Читать «Ада Даллас» онлайн - страница 38

Верт Уильямс

Пусть бы она это сказала, мне самому хотелось в это поверить. Кроме того, меня, вероятно, мучила совесть насчет Морера, потому что я знал, что мне все равно придется сделать так, как велел Сильвестр.

Но она не сказала того, что мне хотелось. Она не сказала ничего хорошего.

— Делай лучше, что он говорит, — только и сказала она, и голос ее был ровным.

Она сидела и смотрела на меня безразличным взглядом, и я понял, что все хорошее кончено. Не в ту самую минуту. А раньше. Что она отказалась от меня, или устала дурачиться со мной, или еще что-то. Она уже никогда не скажет снова: «Послушай, черт бы тебя побрал, ты же существуешь. Ты — это ты. Ты Томми Даллас, и ты живешь». (Она никогда не говорила этих слов, она умела выразить это по-другому.) И я понял, что она перестала верить в меня и перестала любить, если вообще когда-нибудь любила.

Мне стало худо и тошно, как будто умер кто-то из моих близких, и в то же время пусто и легко, потому что теперь незачем было стараться быть достойным ее. Незачем было заставлять себя быть живым. Я мог отойти в сторону и позволить событиям развиваться самостоятельно.

Вот так обстояли дела, и вот в какой тупик я попал.

А попал я туда, потому что был нуль, и внутри и снаружи.

Поэтому-то Сильвестр и подобрал меня. Ему нужен был человек, с которым он мог делать что хотел. Во мне он нашел именно такого человека.

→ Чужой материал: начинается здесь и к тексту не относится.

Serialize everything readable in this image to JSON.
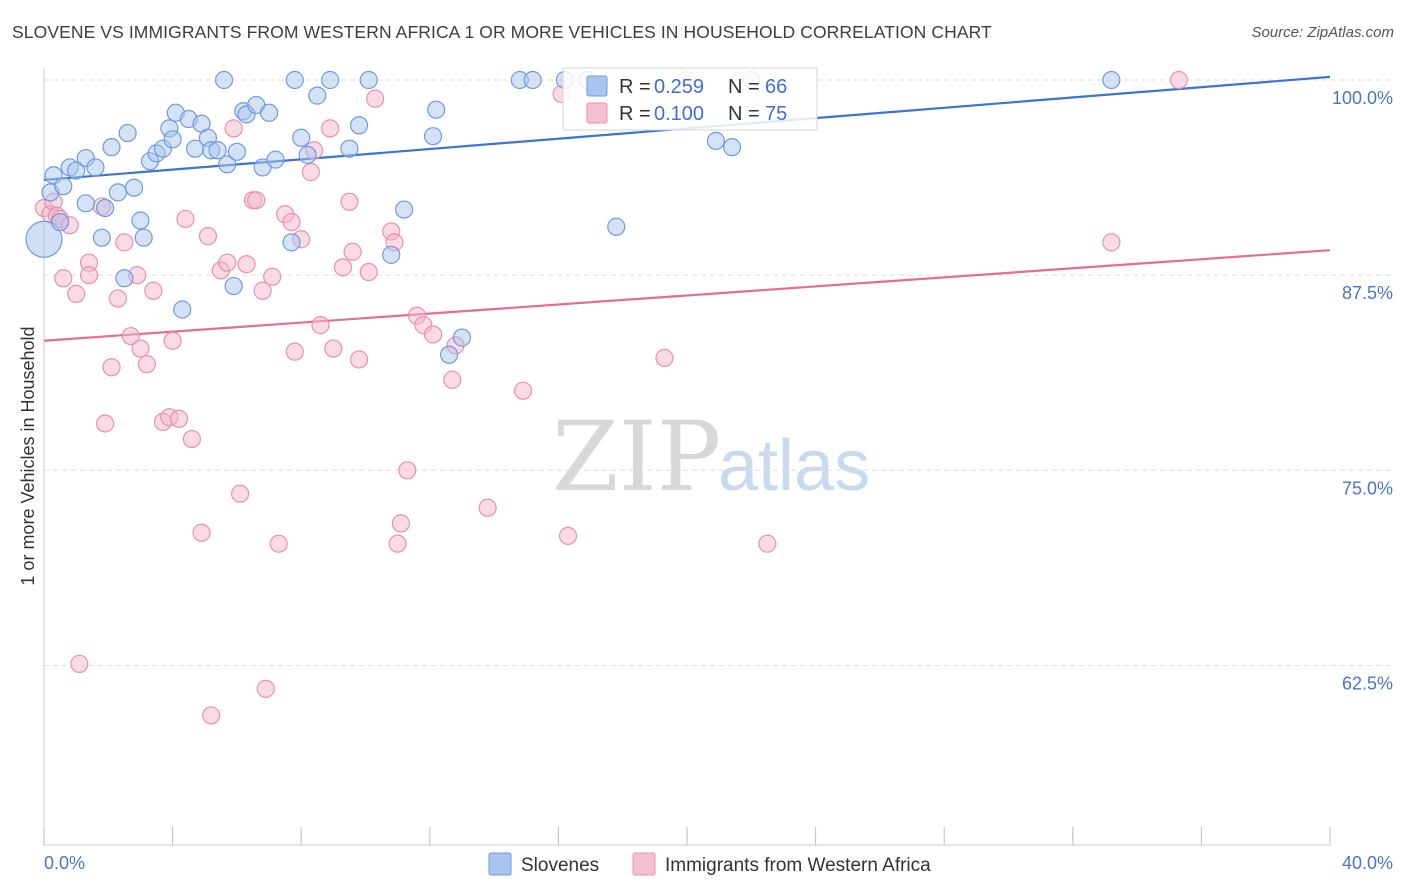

Он разыскал меня, когда я три раза в день пел на маленькой студии в нашем округе и выступал в утреннем ревю в Новом Орлеане. Мне немало пришлось пройти, прежде чем я добрался до таких высот. А если бы не пришлось, то я до сих пор пахал бы землю в Уинфилде, где жил в тридцатые годы еще ребенком. Я всегда старался забыть эти времена.

Отец вылетел в трубу, когда цены на хлопок упали до шести центов, затем мы кое-как выкарабкались и были счастливы, что остались живы. Отдельные картинки тех дней я не могу забыть, как бы ни старался. Холодный ветер из Дакоты проникал сквозь щели в нашу лачугу и свистел в разбитых окнах, которые мы были не в состоянии застеклить. Свиная требуха, черные бобы и жареный кукурузный хлеб — вот и вся наша еда два раза в день. Поскольку мне приходилось босым шагать две мили до остановки школьного автобуса, ноги у меня мерзли, и на них не заживали трещины и болячки. Я носил рубашку, сшитую из мешковины, от которой чесался, не переставая, и джинсы, которые мама стирала и сушила ночью — они были единственными. А по утрам, не на восходе или на рассвете, а раньше, когда кричат первые петухи, когда еще совсем темно, я нес вонючее пойло вонючим свиньям и сгребал сено для нашего единственного мула и старой коровы. У меня стучали от холода зубы и сводило лопатки, а ногами я месил коровьи и мульи лепешки. И всю жизнь все, что я ненавидел, вечно ассоциировалось у меня с коровьими лепешками под ногами.

У большинства мальчишек бывает хоть какая-нибудь мечта, у меня же ее не было. Я хотел лишь выбраться из холодной жижи под ногами. Моим родителям, не знаю, каким образом, удавалось заставить меня ходить в школу, и я знал, что хотя ни адвоката, ни доктора из меня не выйдет, но я скорей умру, чем стану фермером. Поэтому я думал, что буду учителем, и даже начал учиться в Луизианском училище, на северо-востоке штата. Но там оказался один парень, Смайли Сэгрем, у которого была гитара. Он научил меня играть, и мы играли и пели и даже заняли первое место на концерте любителей в Шривпорте. Затем к нам присоединилось еще двое парней, и мы поняли, что можем зарабатывать себе на жизнь, играя в дешевых кабаках или участвуя в местных радиопередачах. Этим мы и занимались несколько лет, пока нас не призвали в армию.